모델 구조와 파라미터가 직접 연결되어 있지 않으므로 바로 `model(x)`를 call 할 수 없음

In [16]:
class SimpleMLP(nn.Module):
  features: Sequence[int]

  @nn.compact
  def __call__(self, inputs):
    x = inputs
    for i, feat in enumerate(self.features):
      x = nn.Dense(feat, name=f'layers_{i}')(x)
      if i != len(self.features) - 1:
        x = nn.relu(x)
      # providing a name is optional though!
      # the default autonames would be "Dense_0", "Dense_1", ...
    return x

key1, key2 = random.split(random.PRNGKey(0), 2)
x = random.uniform(key1, (4,4))

model = SimpleMLP(features=[3,4,5])
params = model.init(key2, x)
y = model.apply(params, x)

print('initialized parameter shapes:\n', jax.tree_util.tree_map(jnp.shape, unfreeze(params)))
print('output:\n', y)

initialized parameter shapes:
 {'params': {'layers_0': {'bias': (3,), 'kernel': (4, 3)}, 'layers_1': {'bias': (4,), 'kernel': (3, 4)}, 'layers_2': {'bias': (5,), 'kernel': (4, 5)}}}
output:
 [[ 0.          0.          0.          0.          0.        ]
 [ 0.0072379  -0.00810348 -0.0255094   0.02151717 -0.01261241]
 [ 0.          0.          0.          0.          0.        ]
 [ 0.          0.          0.          0.          0.        ]]

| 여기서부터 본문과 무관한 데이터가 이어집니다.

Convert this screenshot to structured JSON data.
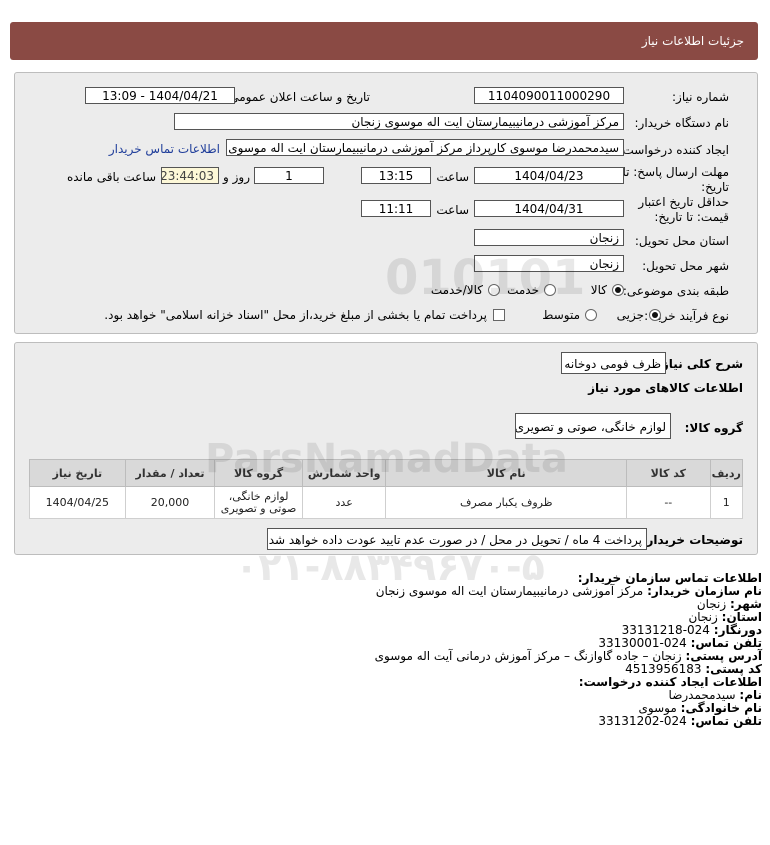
{
  "header": {
    "title": "جزئیات اطلاعات نیاز"
  },
  "form": {
    "need_number_label": "شماره نیاز:",
    "need_number": "1104090011000290",
    "announce_label": "تاریخ و ساعت اعلان عمومی:",
    "announce_value": "1404/04/21 - 13:09",
    "buyer_label": "نام دستگاه خریدار:",
    "buyer_value": "مرکز آموزشی درمانیبیمارستان ایت اله موسوی زنجان",
    "creator_label": "ایجاد کننده درخواست:",
    "creator_value": "سیدمحمدرضا موسوی کارپرداز مرکز آموزشی درمانیبیمارستان ایت اله موسوی زنجان",
    "contact_link": "اطلاعات تماس خریدار",
    "deadline_label_1": "مهلت ارسال پاسخ: تا",
    "deadline_label_2": "تاریخ:",
    "deadline_date": "1404/04/23",
    "time_label": "ساعت",
    "deadline_time": "13:15",
    "days_value": "1",
    "days_label": "روز و",
    "remaining_time": "23:44:03",
    "remaining_label": "ساعت باقی مانده",
    "validity_label_1": "حداقل تاریخ اعتبار",
    "validity_label_2": "قیمت: تا تاریخ:",
    "validity_date": "1404/04/31",
    "validity_time_label": "ساعت",
    "validity_time": "11:11",
    "province_label": "استان محل تحویل:",
    "province_value": "زنجان",
    "city_label": "شهر محل تحویل:",
    "city_value": "زنجان",
    "category_label": "طبقه بندی موضوعی:",
    "category_options": [
      "کالا",
      "خدمت",
      "کالا/خدمت"
    ],
    "category_selected": "کالا",
    "process_label": "نوع فرآیند خرید :",
    "process_options": [
      "جزیی",
      "متوسط"
    ],
    "process_selected": "جزیی",
    "payment_text": "پرداخت تمام یا بخشی از مبلغ خرید،از محل \"اسناد خزانه اسلامی\" خواهد بود."
  },
  "details": {
    "summary_label": "شرح کلی نیاز:",
    "summary_value": "ظرف فومی دوخانه",
    "goods_info_title": "اطلاعات کالاهای مورد نیاز",
    "goods_group_label": "گروه کالا:",
    "goods_group_value": "لوازم خانگی، صوتی و تصویری",
    "table": {
      "headers": [
        "ردیف",
        "کد کالا",
        "نام کالا",
        "واحد شمارش",
        "گروه کالا",
        "تعداد / مقدار",
        "تاریخ نیاز"
      ],
      "rows": [
        [
          "1",
          "--",
          "ظروف یکبار مصرف",
          "عدد",
          "لوازم خانگی، صوتی و تصویری",
          "20,000",
          "1404/04/25"
        ]
      ]
    },
    "buyer_notes_label": "توضیحات خریدار:",
    "buyer_notes_value": "پرداخت 4 ماه / تحویل در محل / در صورت عدم تایید عودت داده خواهد شد"
  },
  "contact": {
    "title": "اطلاعات تماس سازمان خریدار:",
    "org_label": "نام سازمان خریدار:",
    "org_value": "مرکز آموزشی درمانیبیمارستان ایت اله موسوی زنجان",
    "city_label": "شهر:",
    "city_value": "زنجان",
    "province_label": "استان:",
    "province_value": "زنجان",
    "fax_label": "دورنگار:",
    "fax_value": "024-33131218",
    "phone_label": "تلفن تماس:",
    "phone_value": "024-33130001",
    "address_label": "آدرس پستی:",
    "address_value": "زنجان – جاده گاوازنگ – مرکز آموزش درمانی آیت اله موسوی",
    "postal_label": "کد پستی:",
    "postal_value": "4513956183",
    "creator_title": "اطلاعات ایجاد کننده درخواست:",
    "name_label": "نام:",
    "name_value": "سیدمحمدرضا",
    "family_label": "نام خانوادگی:",
    "family_value": "موسوی",
    "creator_phone_label": "تلفن تماس:",
    "creator_phone_value": "024-33131202"
  },
  "watermark": {
    "brand": "ParsNamadData",
    "phone": "۰۲۱-۸۸۳۴۹۶۷۰-۵",
    "digits": "010101"
  }
}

모델이 간단하므로 `@nn.compact` 어노테이션을 사용하여 setup 대체

두 가지 방법의 차이
- `setup`에서는 sublayer를 네이밍할 수 있고, 향후 사용을 위해 킵해둘 수 있음
- 여러 메서드를 사용하려면 `setup`을 사용. `@nn.compact` 어노테이션은 하나의 메서드에만 허용됨

In [17]:
class SimpleDense(nn.Module):
  features: int
  kernel_init: Callable = nn.initializers.lecun_normal()
  bias_init: Callable = nn.initializers.zeros_init()

  @nn.compact
  def __call__(self, inputs):
    kernel = self.param('kernel',
                        self.kernel_init, # Initialization function
                        (inputs.shape[-1], self.features))  # shape info.
    y = lax.dot_general(inputs, kernel,
                        (((inputs.ndim - 1,), (0,)), ((), ())),) # TODO Why not jnp.dot?
    bias = self.param('bias', self.bias_init, (self.features,))
    y = y + bias
    return y

key1, key2 = random.split(random.PRNGKey(0), 2)
x = random.uniform(key1, (4,4))

model = SimpleDense(features=3)
params = model.init(key2, x)
y = model.apply(params, x)

print('initialized parameters:\n', params)
print('output:\n', y)

initialized parameters:
 FrozenDict({
    params: {
        kernel: Array([[ 0.61506   , -0.22728713,  0.6054702 ],
               [-0.29617992,  1.1232013 , -0.879759  ],
               [-0.35162622,  0.3806491 ,  0.6893246 ],
               [-0.1151355 ,  0.04567898, -1.091212  ]], dtype=float32),
        bias: Array([0., 0., 0.], dtype=float32),
    },
})
output:
 [[-0.02996203  1.102088   -0.6660265 ]
 [-0.31092793  0.63239413 -0.53678817]
 [ 0.01424009  0.9424717  -0.63561463]
 [ 0.3681896   0.3586519  -0.00459218]]


Dense layer 없으면 이렇게 직접 사용. `param` 함수 사용

In [18]:
class BiasAdderWithRunningMean(nn.Module):
  decay: float = 0.99

  @nn.compact
  def __call__(self, x):
    # easy pattern to detect if we're initializing via empty variable tree
    is_initialized = self.has_variable('batch_stats', 'mean')
    ra_mean = self.variable('batch_stats', 'mean',
                            lambda s: jnp.zeros(s),
                            x.shape[1:])
    mean = ra_mean.value # This will either get the value or trigger init
    bias = self.param('bias', lambda rng, shape: jnp.zeros(shape), x.shape[1:])
    if is_initialized:
      ra_mean.value = self.decay * ra_mean.value + (1.0 - self.decay) * jnp.mean(x, axis=0, keepdims=True)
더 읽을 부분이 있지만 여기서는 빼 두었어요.